Pro-choice campaigners have argued that it is this requirement that often forces women to have abortions late. They have pointed out that in other European countries with much shorter term limits, women are granted abortions much more readily.
Following the vote, Louise Hutchins, the campaigns coordinator for Abortion Rights, said: "This was never about the time limit, but women's rights to access safe and legal abortions.
"But there is a long way to go yet. Now we want to see the end of the intolerable situation where women in Northern Ireland do not have any access to safe, legal abortions."
Anne Quesney, the head of advocacy at reproductive healthcare service Marie Stopes International, welcomed the vote as a "victory for common sense" and a defeat for a "minority religious lobby". She added: "(This vote] spells relief for women across the country.

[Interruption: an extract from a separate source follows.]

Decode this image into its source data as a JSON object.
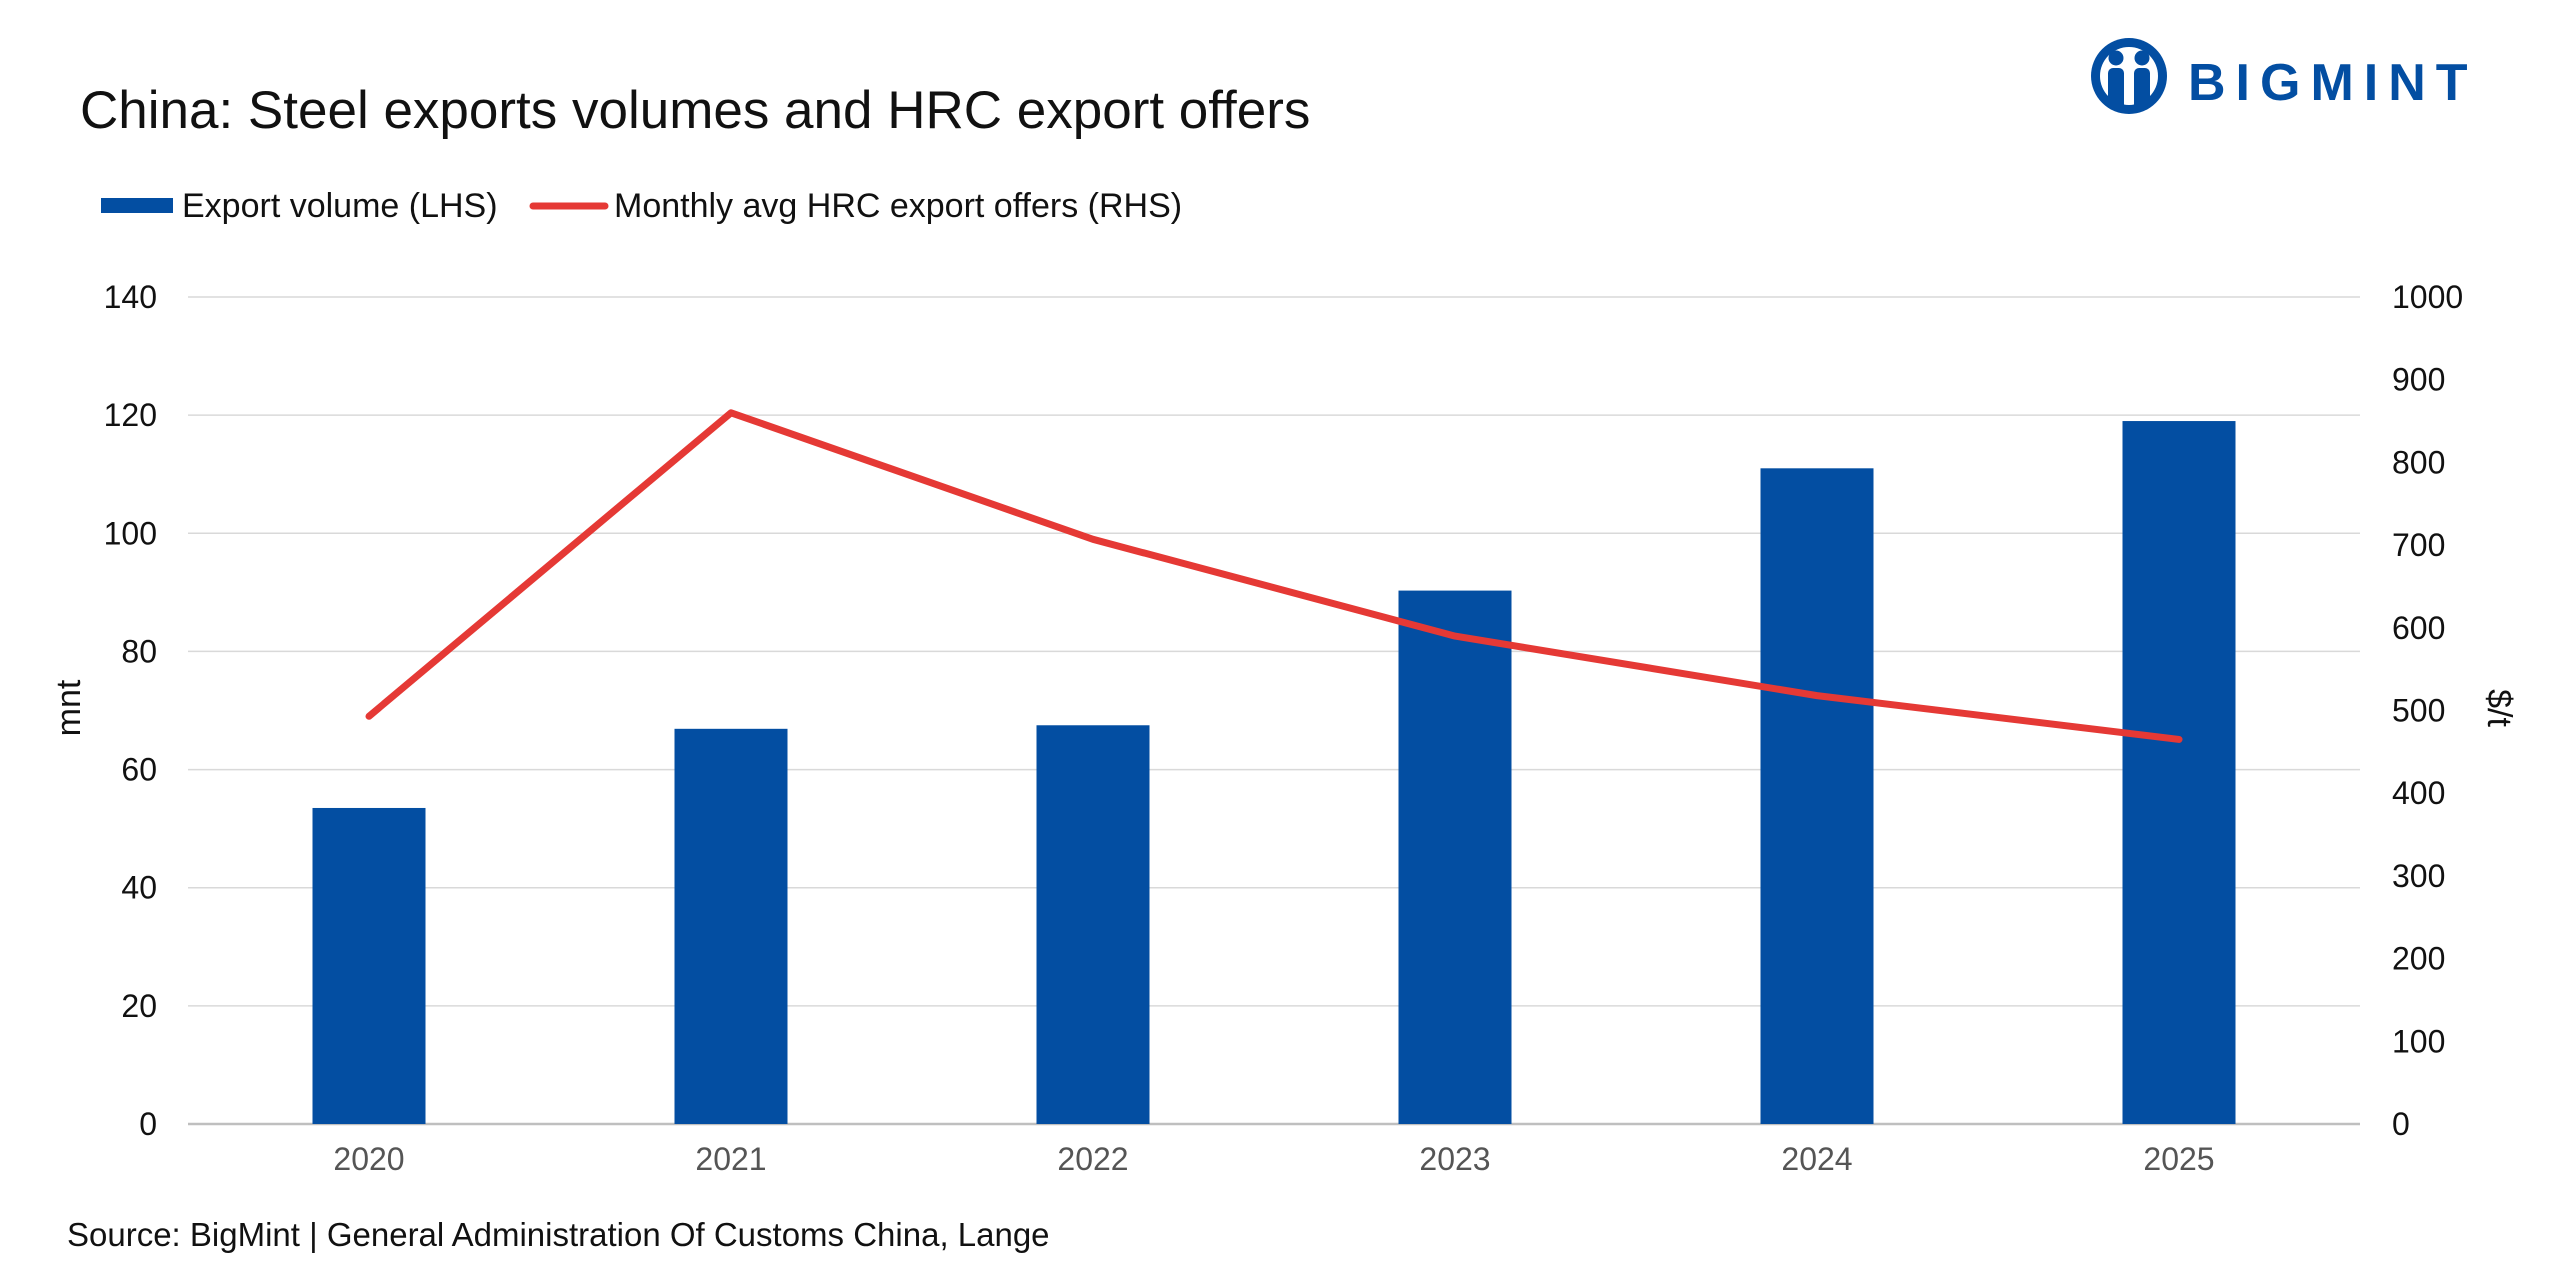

"It is reassuring that a majority of MPs were wise to the emotive and misleading campaign that sought to chip away at women's reproductive rights, and disregarded it in exercising their votes."
Undeterred, pro-life campaigners vowed to start lobbying afresh to reduce the time limit on abortions.
Josephine Quintavalle, a spokeswoman for the Alive and Kicking Alliance, said: "It was always going to be a numbers game.
"We are not disappointed – this has shone the spotlight on the abortion debate for the first time in 18 years and we have seen how Labour MPs line up. This will influence our activities in the run up to the next election."
Ian Lucas, the campaign coordinator of the All Party Parliamentary Pro Life Group, said: "We are disappointed MPs have not seen fit to recognise the wishes of three quarters of the population by lowering the time limit. This comes despite pleas from many to recognise research which has shown that children younger than 24 weeks can survive."